Владимир Набоков и что он за человек — вот что стало предметом общего внимания на восхитительном воскресном вечере в доме президента, на котором присутствовали студентки и другие члены колледжа. Неофициальная атмосфера придала пикантность прочитанным стихам и последовавшей затем веселой беседе. Лирические произведения, начиная с ностальгического «Прощай»19 — тема, в которой выразилась его печаль из‐за необходимости оставить родное наречие, «чтобы вырезать стихи из грубой скалы, ощупью пробираясь в новый язык», — до несколько фривольного стихотворения о Супермене, вызвали восторженные отклики в зале и в то же время чувство глубокой признательности к этому человеку и большого уважения к его артистизму. Естественность Набокова могла бы обезоружить всякого, заставив забыть, что перед нами, по словам критика Извольской, «определенно самый талантливый молодой русский писатель-эмигрант наших дней»20, если бы между прочим сделанный поразительный комментарий не показал феноменальную восприимчивость Набокова к окружающему миру. <…>21
Из обзора набоковских выступлений в этом примечательном очерке следует, что «Супермена» он прочитал в доме главы колледжа (Флоренс Рид) «на закуску», после нескольких других, более элегических и автобиографических вещей. Стихотворение не вызвало среди аудитории негодования или смущения, а, напротив, имело восторженный отклик и заслужило упоминания на страницах университетского журнала. Отказ Пирса от его публикации, как мы можем теперь предположить, был продиктован не столько безобидным игривым подтекстом в нем, сколько затрудняющей понимание многослойностью его содержания, о чем он сказал в начале своего письма. Шекспировская аллюзия в письме Набокова к Пирсу призвана была, на наш взгляд, подготовить редактора «Нью-Йоркера» к восприятию стихотворения, в котором Супермен о своей скромной человеческой эманации, Кларке Кенте, отзывается так: «a banished trunk (like my namesake in “Lear”)» — отверженное тулово (как мой тезка в «Лире»). Слова взяты из первой сцены первого акта трагедии Шекспира, в которой помрачившийся рассудком Лир изгоняет из королевства справедливого и смелого графа Кента и предостерегает его: «если на десятый день / Твое отверженное тулово заметят в наших владениях, / В тот же миг тебя ждет смерть». Создатели Супермена, автор историй Джерри Сигел и иллюстратор Джо Шустер, взявшие для своего героя имена у двух голливудских звезд, Кларка Гейбла и Кента Тейлора, были бы, пожалуй, сильно удивлены и польщены, узнав, что иностранный писатель не только сочинил об их Стальном Человеке стихи, но и связал его с самим Шекспиром.

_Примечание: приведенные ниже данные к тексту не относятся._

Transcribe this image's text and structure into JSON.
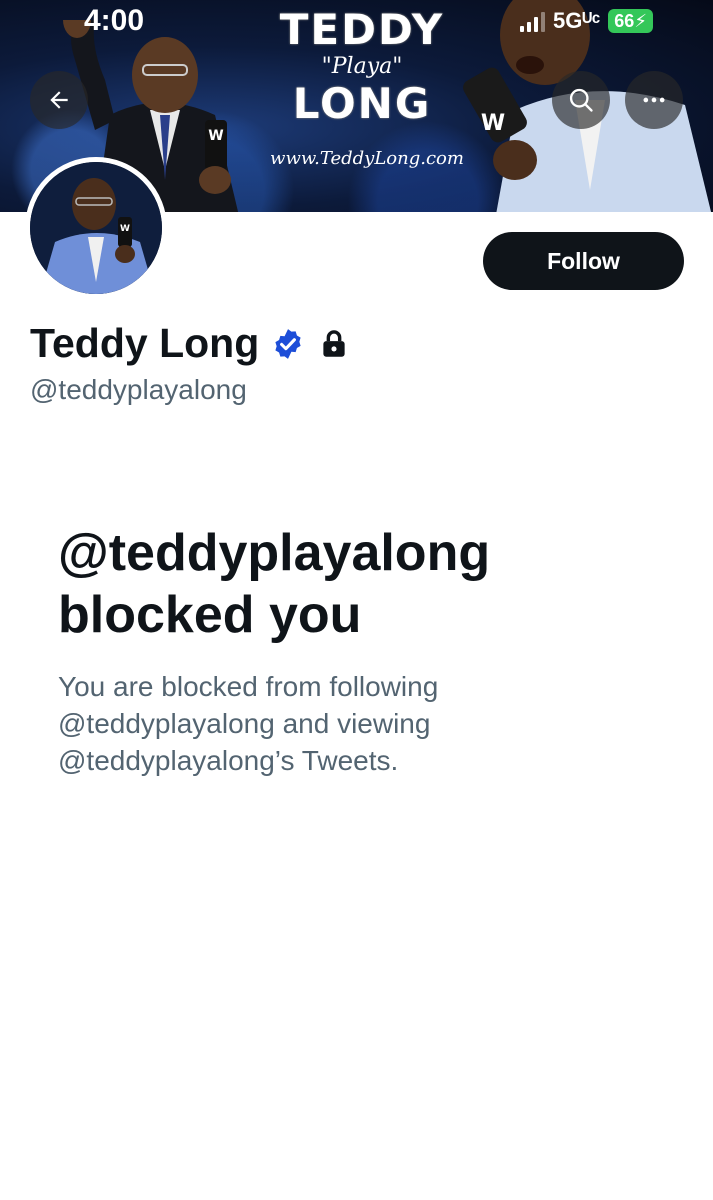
{
  "status_bar": {
    "time": "4:00",
    "network": "5Gᵁᶜ",
    "battery": "66"
  },
  "banner": {
    "title_line1": "TEDDY",
    "title_line2": "\"Playa\"",
    "title_line3": "LONG",
    "website": "www.TeddyLong.com"
  },
  "nav": {
    "back_icon": "arrow-left-icon",
    "search_icon": "search-icon",
    "more_icon": "more-horizontal-icon"
  },
  "profile": {
    "display_name": "Teddy Long",
    "handle": "@teddyplayalong",
    "follow_label": "Follow",
    "verified_color": "#1d4ed8",
    "icons": [
      "verified-badge-icon",
      "lock-icon"
    ]
  },
  "blocked": {
    "title": "@teddyplayalong blocked you",
    "description": "You are blocked from following @teddyplayalong and viewing @teddyplayalong’s Tweets."
  },
  "colors": {
    "text_primary": "#0f1419",
    "text_secondary": "#536471",
    "follow_bg": "#0f1419",
    "battery": "#34c759"
  }
}
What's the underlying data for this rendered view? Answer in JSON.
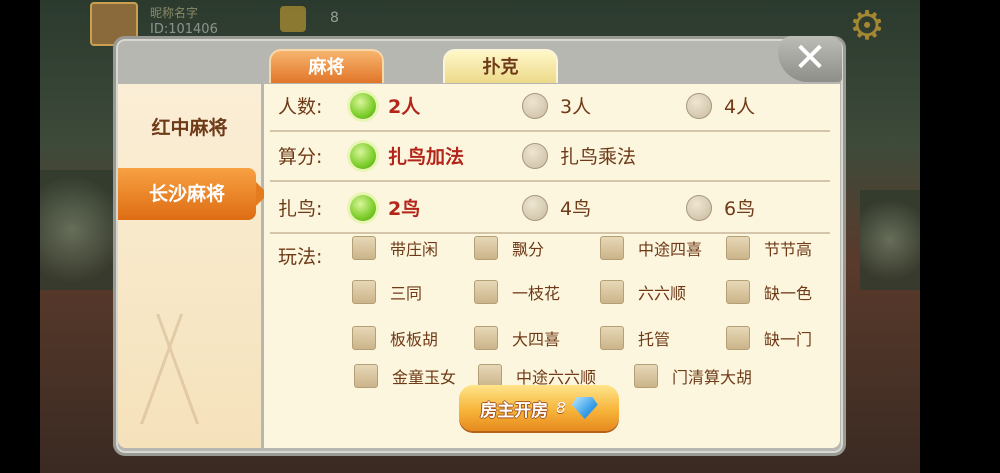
{
  "background": {
    "top_name": "昵称名字",
    "top_id": "ID:101406",
    "coin_count": "8"
  },
  "tabs": [
    {
      "label": "麻将",
      "active": true
    },
    {
      "label": "扑克",
      "active": false
    }
  ],
  "sidebar": {
    "items": [
      {
        "label": "红中麻将",
        "active": false
      },
      {
        "label": "长沙麻将",
        "active": true
      }
    ]
  },
  "settings": {
    "players": {
      "label": "人数:",
      "options": [
        {
          "label": "2人",
          "selected": true
        },
        {
          "label": "3人",
          "selected": false
        },
        {
          "label": "4人",
          "selected": false
        }
      ]
    },
    "scoring": {
      "label": "算分:",
      "options": [
        {
          "label": "扎鸟加法",
          "selected": true
        },
        {
          "label": "扎鸟乘法",
          "selected": false
        }
      ]
    },
    "birds": {
      "label": "扎鸟:",
      "options": [
        {
          "label": "2鸟",
          "selected": true
        },
        {
          "label": "4鸟",
          "selected": false
        },
        {
          "label": "6鸟",
          "selected": false
        }
      ]
    },
    "rules": {
      "label": "玩法:",
      "options": [
        "带庄闲",
        "飘分",
        "中途四喜",
        "节节高",
        "三同",
        "一枝花",
        "六六顺",
        "缺一色",
        "板板胡",
        "大四喜",
        "托管",
        "缺一门",
        "金童玉女",
        "中途六六顺",
        "门清算大胡"
      ]
    }
  },
  "create_button": {
    "label": "房主开房",
    "cost": "8"
  },
  "colors": {
    "tab_active": "#e1762a",
    "selected_text": "#b3251a",
    "label_text": "#6e3a18",
    "radio_on": "#7ccd2a"
  }
}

Еще одно, возможно решающее обстоятельство, предопределившее отказ «Нью-Йоркера», состояло, по всей видимости, в том, что произведение едва-едва осевшего в Америке русского эмигранта выставляло непобедимого Супермена в комичном свете, причем в то самое время, когда после вступления США во Вторую мировую войну в декабре 1941 года герой в синем трико и красном плаще стал символом американской военной мощи и начал сражаться в условной Европе комиксов с диктаторскими режимами. Так, в мартовском выпуске «Супермена» 1942 года (№ 15) была помещена история о вторжении Супермена в страну Оксналию (на боевых аэропланах которой изображалась свастика), захватившую маленькую Нумарку. Озабоченный мировым господством диктатор Razkal (прозрачный намек на англ. rascal — негодяй, мошенник), с усиками и прядью Гитлера, бросает на Супермена целую армию, которую тот сокрушает голыми руками. Водворив в Европе мир и справедливость, он со словами «My mission done — it’s back to the United States for me!!» («Моя миссия исполнена — мне пора возвращаться в Соединенные Штаты!!») переносится обратно в Метрополис (сильно напоминающий Нью-Йорк), где принимает свой номинальный образ газетного репортера Кларка Кента.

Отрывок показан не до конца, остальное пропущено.